Göksin Sipahioglu – Monsieur Sipa photographe
Sabine Weiss – Un demi-siècle de photographies
McDermott & McGough – An experiennce of Amusing Chemistry Photographies 1990-1980
Mutations II – Moving Stills
Jusqu’au 25 janvier 2009
Maison Européenne de la Photographie, 5/7 rue de Fourcy 75004, 6€
Photojournalisme et images humanistes, ambiance victorienne et nouveaux médias se côtoient à la Maison Européenne de la Photographie, en l’honneur du Mois de la Photo à Paris. Quatre expositions talentueuses qui offrent un panorama de divers points de vue esthétiques et de techniques photographiques des années 1950 à nos jours.
FOCUS SUR GOKSIN SIPAHIOGLU
Co-fondateur de l’agence de presse Sipa (1969) avec Phyllis Springer, Göksin Sipahioglu (né en 1926 à Izmir, en Turquie) a couvert les sujets d’actualité les plus chauds de la planète. Comme la crise des missiles à Cuba (1962), l’indépendance de Djibouti (1967/77), la guerre des Khmers Rouges, mai 1968 ou encore la Chine de Mao.
Pour autant, l’exposition ne montre aucune photo sanglante. La seule trace effective de violence est suggérée par le plus grand tirage de l’expo représentant des soldats français après le référendum d’indépendance à Djibouti (mars 1967) qui tirent sur le photographe ! Une photographie qui sera censurée par le gouvernement.
Pour le reste, la violence est sensiblement suggérée: un enfant-soldat tenant un fusil dans les mains avec derrière lui des débris de bâtiments, des entraînements de Chinois(es) avec ou sans fusil (le geste suffit) scandant un hymne à l’encontre des Etats-Unis, des enfants grimpant des monticules de pierres dans les rues parisiennes en mai 1968, une jeune femme montant la garde devant une banque cubaine lors de la crise des missiles. Ou encore une Palestienne longeant une corde dans l’eau pour se rendre en Jordanie lors de la Guerre des Six Jours (1967) – le tout premier photo-reportage de G. Sipahioglu, qui débute l’exposition de la MEP.

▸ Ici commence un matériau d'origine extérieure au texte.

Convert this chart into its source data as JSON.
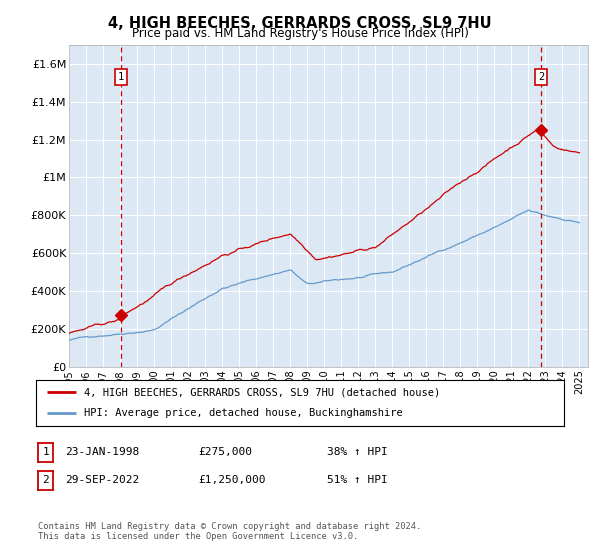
{
  "title": "4, HIGH BEECHES, GERRARDS CROSS, SL9 7HU",
  "subtitle": "Price paid vs. HM Land Registry's House Price Index (HPI)",
  "plot_bg_color": "#dce9f5",
  "hpi_line_color": "#6699cc",
  "price_line_color": "#cc0000",
  "marker1_x": 1998.07,
  "marker2_x": 2022.75,
  "marker1_price": 275000,
  "marker2_price": 1250000,
  "marker1_label": "23-JAN-1998",
  "marker1_price_str": "£275,000",
  "marker1_hpi": "38% ↑ HPI",
  "marker2_label": "29-SEP-2022",
  "marker2_price_str": "£1,250,000",
  "marker2_hpi": "51% ↑ HPI",
  "legend_line1": "4, HIGH BEECHES, GERRARDS CROSS, SL9 7HU (detached house)",
  "legend_line2": "HPI: Average price, detached house, Buckinghamshire",
  "footer": "Contains HM Land Registry data © Crown copyright and database right 2024.\nThis data is licensed under the Open Government Licence v3.0.",
  "ylim": [
    0,
    1700000
  ],
  "yticks": [
    0,
    200000,
    400000,
    600000,
    800000,
    1000000,
    1200000,
    1400000,
    1600000
  ],
  "ytick_labels": [
    "£0",
    "£200K",
    "£400K",
    "£600K",
    "£800K",
    "£1M",
    "£1.2M",
    "£1.4M",
    "£1.6M"
  ],
  "xlim_left": 1995.0,
  "xlim_right": 2025.5,
  "xtick_years": [
    1995,
    1996,
    1997,
    1998,
    1999,
    2000,
    2001,
    2002,
    2003,
    2004,
    2005,
    2006,
    2007,
    2008,
    2009,
    2010,
    2011,
    2012,
    2013,
    2014,
    2015,
    2016,
    2017,
    2018,
    2019,
    2020,
    2021,
    2022,
    2023,
    2024,
    2025
  ]
}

Face au portrait de cette vieille femme figure celui du photographe, appareil en bandoulière, côte à côte avec la photographie d’une Chinoise âgée, adossée à un arbre. L’une des images préférées de Goksin. « C’était à l’époque où la Chine donnait peu de visas aux étrangers », m’explique-t-il. « Dès que je l’ai obtenu en 1965, j’ai foncé là-bas où j’ai pu assister au dernier grand défilé révolutionnaire (01/10/1970) sous l’égide de Mao. Cette femme m’a vu entrer dans le parc, elle n’a pas bougé, seul son regard m’a suivi ». Une époque où les écoliers récitent par coeur des passages du Petit Livre Rouge.
Aujourd’hui, la Chine continue de fasciner le photographe. Lorsqu’il dirige Sipa Press, G. Sipahioglu n’est plus autorisé à publier ses photographies. « Pour ne pas faire concurrence aux employés », susurre-t-il le sourire aux coins des lèvres. Mais il a renoué avec sa passion depuis qu’il a quitté l’agence (2003). Pour se tourner vers la Chine, encore, et capturer les nouveaux chamboulements que connaît le pays.
Cette exposition a été montée grâce à l’aide de Ferit Duzyol, rédacteur chez Sipa Press, qui a sélectionné les photographies parmi la pléthore d’archives de G. Sipahioglu. Un travail de longue haleine qui lui a permis de retrouver un négatif représentant une danseuse du ventre à Istanbul (1962). « C’est la première fois que cette photo est éditée », me précise-t-il fièrement.
Si Goksin a déjà exposé en France (à Perpignan en 1999 et à Paris pour le Mois de la Photo en 1998), cette exposition à la MEP offre au public des images d’actualité précieuses. Bien qu’elles aient fait le tour du monde des couvertures de journaux de l’époque, elles n’avaient jamais encore été mises en scène dans une exposition d’envergure.
NB: Pour des raisons de droits d’auteur, cet article ne peut comporter que deux visuels.